Islam Karimov, president of Uzbekistan for the past quarter of a century, was buried in his home city of Samarkand on Saturday, leaving behind a power vacuum in a nation that serves as a bulwark against militant Islam in Central Asia.
Karimov, who was 78, died from a stroke. After a funeral rite in Samarkand's ancient Registan square attended by hundreds of men - some of whom were in tears - his body was buried at the city's Shah-i-Zinda cemetery, two attendees told Reuters.
Karimov was derided by Western governments as a dictator who violated human rights, but for many people in Uzbekistan, a mainly Muslim ex-Soviet state which borders Afghanistan, he is the only head of state they have ever known.

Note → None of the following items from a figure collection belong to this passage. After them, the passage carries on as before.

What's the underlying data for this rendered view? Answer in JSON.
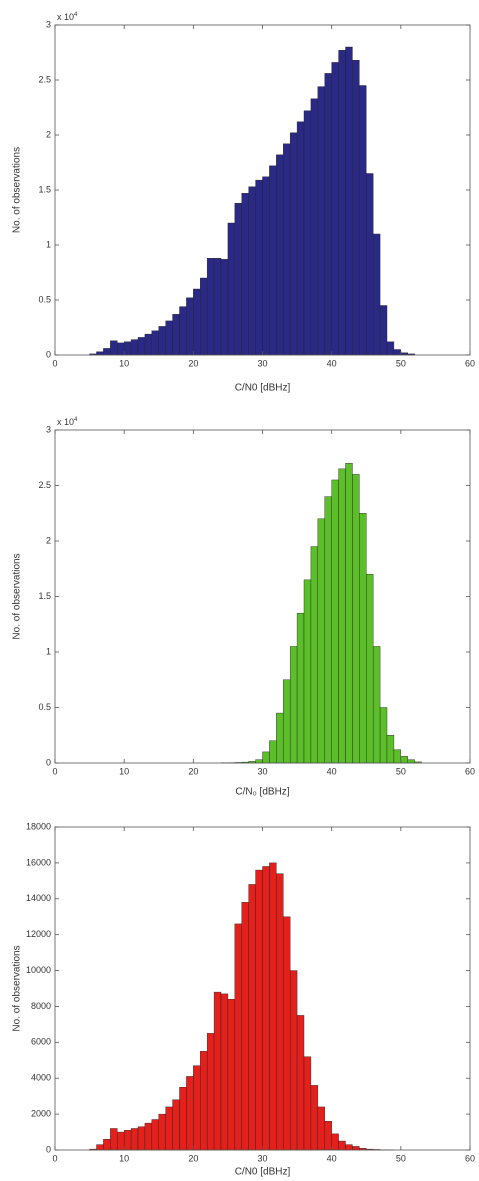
{
  "chart_data": [
    {
      "type": "histogram",
      "color": "#2a2a86",
      "x_label": "C/N0 [dBHz]",
      "y_label": "No. of observations",
      "y_multiplier": {
        "base": "x 10",
        "exponent": "4"
      },
      "bins": [
        5,
        6,
        7,
        8,
        9,
        10,
        11,
        12,
        13,
        14,
        15,
        16,
        17,
        18,
        19,
        20,
        21,
        22,
        23,
        24,
        25,
        26,
        27,
        28,
        29,
        30,
        31,
        32,
        33,
        34,
        35,
        36,
        37,
        38,
        39,
        40,
        41,
        42,
        43,
        44,
        45,
        46,
        47,
        48,
        49,
        50,
        51,
        52
      ],
      "counts": [
        0.01,
        0.03,
        0.06,
        0.13,
        0.11,
        0.12,
        0.14,
        0.16,
        0.19,
        0.22,
        0.26,
        0.31,
        0.37,
        0.44,
        0.52,
        0.6,
        0.7,
        0.88,
        0.88,
        0.87,
        1.2,
        1.38,
        1.47,
        1.53,
        1.59,
        1.62,
        1.72,
        1.82,
        1.92,
        2.02,
        2.12,
        2.22,
        2.33,
        2.44,
        2.56,
        2.66,
        2.77,
        2.8,
        2.68,
        2.45,
        1.65,
        1.1,
        0.45,
        0.12,
        0.05,
        0.02,
        0.01
      ],
      "xlim": [
        0,
        60
      ],
      "xticks": [
        0,
        10,
        20,
        30,
        40,
        50,
        60
      ],
      "ylim": [
        0,
        3
      ],
      "yticks": [
        0,
        0.5,
        1,
        1.5,
        2,
        2.5,
        3
      ]
    },
    {
      "type": "histogram",
      "color": "#5cbf2a",
      "x_label": "C/N₀ [dBHz]",
      "y_label": "No. of observations",
      "y_multiplier": {
        "base": "x 10",
        "exponent": "4"
      },
      "bins": [
        24,
        25,
        26,
        27,
        28,
        29,
        30,
        31,
        32,
        33,
        34,
        35,
        36,
        37,
        38,
        39,
        40,
        41,
        42,
        43,
        44,
        45,
        46,
        47,
        48,
        49,
        50,
        51,
        52,
        53
      ],
      "counts": [
        0.002,
        0.003,
        0.005,
        0.008,
        0.015,
        0.03,
        0.1,
        0.2,
        0.45,
        0.75,
        1.05,
        1.35,
        1.65,
        1.95,
        2.2,
        2.4,
        2.55,
        2.65,
        2.7,
        2.6,
        2.25,
        1.7,
        1.05,
        0.5,
        0.25,
        0.12,
        0.06,
        0.03,
        0.01
      ],
      "xlim": [
        0,
        60
      ],
      "xticks": [
        0,
        10,
        20,
        30,
        40,
        50,
        60
      ],
      "ylim": [
        0,
        3
      ],
      "yticks": [
        0,
        0.5,
        1,
        1.5,
        2,
        2.5,
        3
      ]
    },
    {
      "type": "histogram",
      "color": "#e3201b",
      "x_label": "C/N0 [dBHz]",
      "y_label": "No. of observations",
      "bins": [
        5,
        6,
        7,
        8,
        9,
        10,
        11,
        12,
        13,
        14,
        15,
        16,
        17,
        18,
        19,
        20,
        21,
        22,
        23,
        24,
        25,
        26,
        27,
        28,
        29,
        30,
        31,
        32,
        33,
        34,
        35,
        36,
        37,
        38,
        39,
        40,
        41,
        42,
        43,
        44,
        45,
        46,
        47,
        48,
        49
      ],
      "counts": [
        50,
        300,
        600,
        1200,
        1000,
        1100,
        1200,
        1300,
        1500,
        1700,
        2000,
        2400,
        2800,
        3500,
        4100,
        4700,
        5500,
        6500,
        8800,
        8700,
        8400,
        12600,
        13800,
        14800,
        15600,
        15800,
        16000,
        15400,
        13000,
        10000,
        7500,
        5200,
        3600,
        2400,
        1600,
        900,
        500,
        300,
        200,
        100,
        50,
        30,
        10,
        5
      ],
      "xlim": [
        0,
        60
      ],
      "xticks": [
        0,
        10,
        20,
        30,
        40,
        50,
        60
      ],
      "ylim": [
        0,
        18000
      ],
      "yticks": [
        0,
        2000,
        4000,
        6000,
        8000,
        10000,
        12000,
        14000,
        16000,
        18000
      ]
    }
  ]
}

With no obvious successor, Karimov's death has triggered an outpouring of grief, mixed with uncertainty about the future.
How the power vacuum is filled in Uzbekistan is of urgent concern to Russia, the United States and China, all powers with interests in the volatile Central Asia region, where Uzbekistan is the most populous state.

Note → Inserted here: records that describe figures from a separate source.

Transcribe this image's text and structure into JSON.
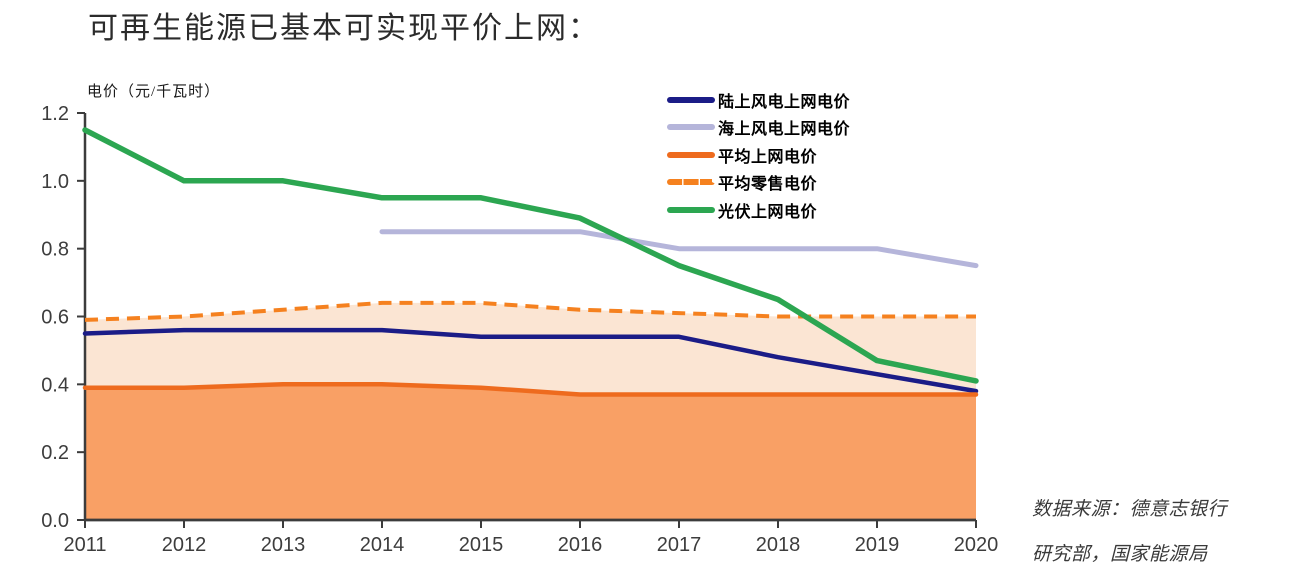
{
  "page": {
    "title": "可再生能源已基本可实现平价上网："
  },
  "source_note": {
    "line1": "数据来源：德意志银行",
    "line2": "研究部，国家能源局"
  },
  "chart_data": {
    "type": "line",
    "title": "可再生能源已基本可实现平价上网：",
    "ylabel": "电价（元/千瓦时）",
    "xlabel": "",
    "categories": [
      "2011",
      "2012",
      "2013",
      "2014",
      "2015",
      "2016",
      "2017",
      "2018",
      "2019",
      "2020"
    ],
    "ylim": [
      0,
      1.2
    ],
    "yticks": [
      "0.0",
      "0.2",
      "0.4",
      "0.6",
      "0.8",
      "1.0",
      "1.2"
    ],
    "grid": false,
    "legend_position": "top-right-inside",
    "axis_color": "#3c3c3c",
    "tick_label_color": "#3d3d3d",
    "series": [
      {
        "name": "陆上风电上网电价",
        "color": "#1b1c87",
        "style": "solid",
        "values": [
          0.55,
          0.56,
          0.56,
          0.56,
          0.54,
          0.54,
          0.54,
          0.48,
          0.43,
          0.38
        ]
      },
      {
        "name": "海上风电上网电价",
        "color": "#b5b5da",
        "style": "solid",
        "values": [
          null,
          null,
          null,
          0.85,
          0.85,
          0.85,
          0.8,
          0.8,
          0.8,
          0.75
        ]
      },
      {
        "name": "平均上网电价",
        "color": "#ee6b1e",
        "style": "solid",
        "area_fill": "#f9a065",
        "values": [
          0.39,
          0.39,
          0.4,
          0.4,
          0.39,
          0.37,
          0.37,
          0.37,
          0.37,
          0.37
        ]
      },
      {
        "name": "平均零售电价",
        "color": "#f5811f",
        "style": "dashed",
        "values": [
          0.59,
          0.6,
          0.62,
          0.64,
          0.64,
          0.62,
          0.61,
          0.6,
          0.6,
          0.6
        ]
      },
      {
        "name": "光伏上网电价",
        "color": "#2ca651",
        "style": "solid",
        "values": [
          1.15,
          1.0,
          1.0,
          0.95,
          0.95,
          0.89,
          0.75,
          0.65,
          0.47,
          0.41
        ]
      }
    ],
    "band_fill": {
      "between": [
        "平均上网电价",
        "平均零售电价"
      ],
      "color": "#fbe5d3"
    }
  }
}
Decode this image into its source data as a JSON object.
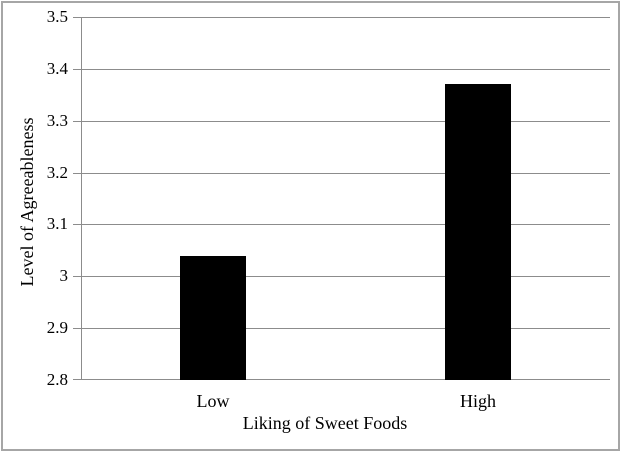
{
  "chart_data": {
    "type": "bar",
    "title": "",
    "categories": [
      "Low",
      "High"
    ],
    "values": [
      3.04,
      3.37
    ],
    "xlabel": "Liking of Sweet Foods",
    "ylabel": "Level of Agreeableness",
    "ylim": [
      2.8,
      3.5
    ],
    "ytick_step": 0.1,
    "ytick_labels_top_to_bottom": [
      "3.5",
      "3.4",
      "3.3",
      "3.2",
      "3.1",
      "3",
      "2.9",
      "2.8"
    ],
    "grid": true,
    "legend": false,
    "bar_color": "#000000",
    "gridline_color": "#8c8c8c",
    "axis_color": "#8c8c8c",
    "border_color": "#a6a6a6",
    "background_color": "#ffffff"
  }
}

Central Asia analysts say a small circle of senior officials and Karimov family members will have been meeting behind closed doors to try to agree on anointing a new president.
The funeral rites offered clues as to who might be in the running. At the Samarkand ceremony, Prime Minister Shavkat Mirziyoyev, 59, and Finance Minister Rustam Azimov, 57, were allocated spots in the front row, nearest to Karimov's coffin.